Boaz Barak is an Israeli-American professor of computer science.
He graduated in 1999 with a B.Sc. in mathematics and computer science from Tel Aviv University He received in 2004 his Ph.D. from the Weizmann Institute of Science with thesis Non-Black-Box Techniques in Cryptography under the supervision of Oded Goldreich. Barak was at the Institute for Advanced Study for two years from 2003 to 2005. In the computer science department of Princeton University he was an assistant professor from 2005 to 2010 and an associate professor from 2010 to 2011. From 2010 to 2016 he was a researcher at Microsoft's New England research laboratory.

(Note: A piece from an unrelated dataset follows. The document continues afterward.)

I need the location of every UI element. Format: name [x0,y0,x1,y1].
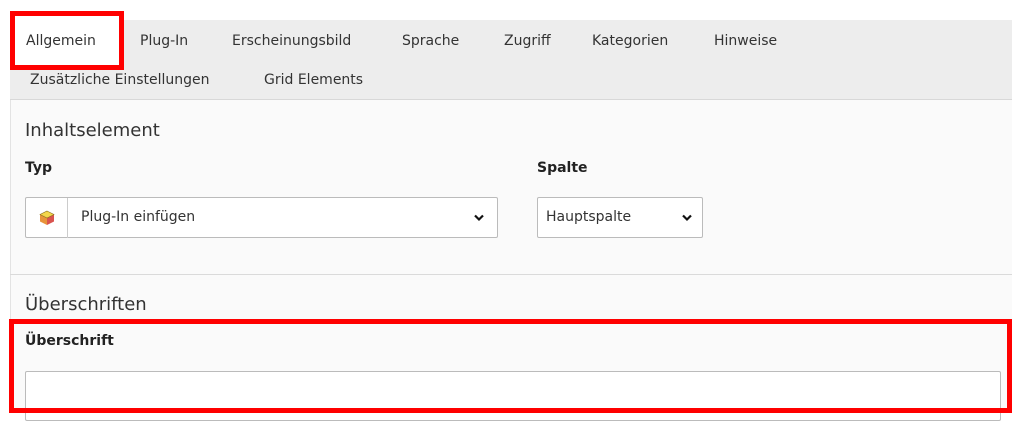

He is, since 2016, Harvard University's Gordon McKay Professor of Computer Science in the Harvard John A. Paulson School of Engineering and Applied Sciences. He is a citizen of Israel and the U.S.A.
He co-authored, with Sanjeev Arora, Computational Complexity: A Modern Approach, published by Cambridge University Press in 2009. Barak also wrote, with David Steurer, extensive notes on the sum of squares algorithm and occasionally blogs on the Windows on Theory blog.
In 2014 Barak was an invited speaker at the International Congress of Mathematics at Seoul. He was selected for Foreign Policy's Top 100 Global Thinkers issue for 2014. With Mark Braverman, Xi Chen, and Anup Rao, he won the 2016 SIAM Outstanding Paper Prize for the paper How to “Compress Interactive Communication”.